The answer, to me, is that death was never part of the original plan. Way back in Genesis, God created this beautiful garden and it had two trees in the middle, one of which was the Tree of Life and the other the Tree of Knowledge of Good and Evil. God told Adam & Eve that they were free to eat of any tree except that second one. He mentioned ONLY that second one by name and told them to eat of the rest. Which means, of course, that they could eat freely from the Tree of Life.
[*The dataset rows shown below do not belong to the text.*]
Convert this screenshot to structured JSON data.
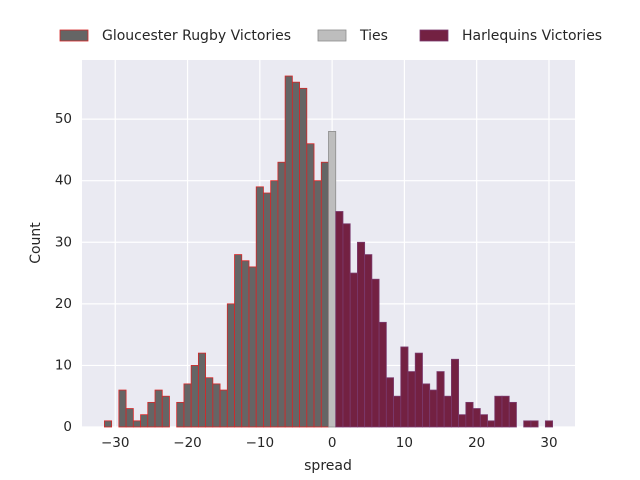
{
  "chart_data": {
    "type": "histogram",
    "x_label": "spread",
    "y_label": "Count",
    "xlim": [
      -34.6,
      33.6
    ],
    "ylim": [
      0,
      59.6
    ],
    "xticks": [
      {
        "value": -30,
        "label": "−30"
      },
      {
        "value": -20,
        "label": "−20"
      },
      {
        "value": -10,
        "label": "−10"
      },
      0,
      10,
      20,
      30
    ],
    "yticks": [
      0,
      10,
      20,
      30,
      40,
      50
    ],
    "grid": true,
    "legend": "top",
    "series": [
      {
        "name": "Gloucester Rugby Victories",
        "color": "#656565",
        "edgecolor": "#d62728",
        "bins": [
          -31.5,
          -30.5,
          -29.5,
          -28.5,
          -27.5,
          -26.5,
          -25.5,
          -24.5,
          -23.5,
          -22.5,
          -21.5,
          -20.5,
          -19.5,
          -18.5,
          -17.5,
          -16.5,
          -15.5,
          -14.5,
          -13.5,
          -12.5,
          -11.5,
          -10.5,
          -9.5,
          -8.5,
          -7.5,
          -6.5,
          -5.5,
          -4.5,
          -3.5,
          -2.5,
          -1.5,
          -0.5
        ],
        "values": [
          1,
          0,
          6,
          3,
          1,
          2,
          4,
          6,
          5,
          0,
          4,
          7,
          10,
          12,
          8,
          7,
          6,
          20,
          28,
          27,
          26,
          39,
          38,
          40,
          43,
          57,
          56,
          55,
          46,
          40,
          43
        ]
      },
      {
        "name": "Ties",
        "color": "#bdbdbd",
        "edgecolor": "#8c8c8c",
        "bins": [
          -0.5,
          0.5
        ],
        "values": [
          48
        ]
      },
      {
        "name": "Harlequins Victories",
        "color": "#732142",
        "edgecolor": "#7b3a6e",
        "bins": [
          0.5,
          1.5,
          2.5,
          3.5,
          4.5,
          5.5,
          6.5,
          7.5,
          8.5,
          9.5,
          10.5,
          11.5,
          12.5,
          13.5,
          14.5,
          15.5,
          16.5,
          17.5,
          18.5,
          19.5,
          20.5,
          21.5,
          22.5,
          23.5,
          24.5,
          25.5,
          26.5,
          27.5,
          28.5,
          29.5,
          30.5
        ],
        "values": [
          35,
          33,
          25,
          30,
          28,
          24,
          17,
          8,
          5,
          13,
          9,
          12,
          7,
          6,
          9,
          5,
          11,
          2,
          4,
          3,
          2,
          1,
          5,
          5,
          4,
          0,
          1,
          1,
          0,
          1
        ]
      }
    ]
  }
}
I often wonder what that fruit was like. Was it sweet? Did it make you tingle when you tasted it? Did you get a burst of energy from it? Or did it taste sorta vitaminy, in a good way, like organic stuff from the natural foods store? Was it soft or crunchy? Did it have a rind like an orange or a peel like a pear?

Anyway, mankind screwed up and disobeyed and then an animal died so they could be covered with fur. The first non-plant-cycle death happened as a result of that sin, and we've been dealing with death ever since. And I think there's a trace of us that longs for our original, sinless, non-dying state. There's a part of us that knows we weren't supposed to lose one another or to be lost ourselves and that part is desperately longing for things to be righted. That part of us - the little tiny iota of us that retains our original being - knows the incredible wrongness of death to our very nature.

Those are just very random thoughts jumbled up. I know there's a lot more to the issue, but I think that's the heart of it.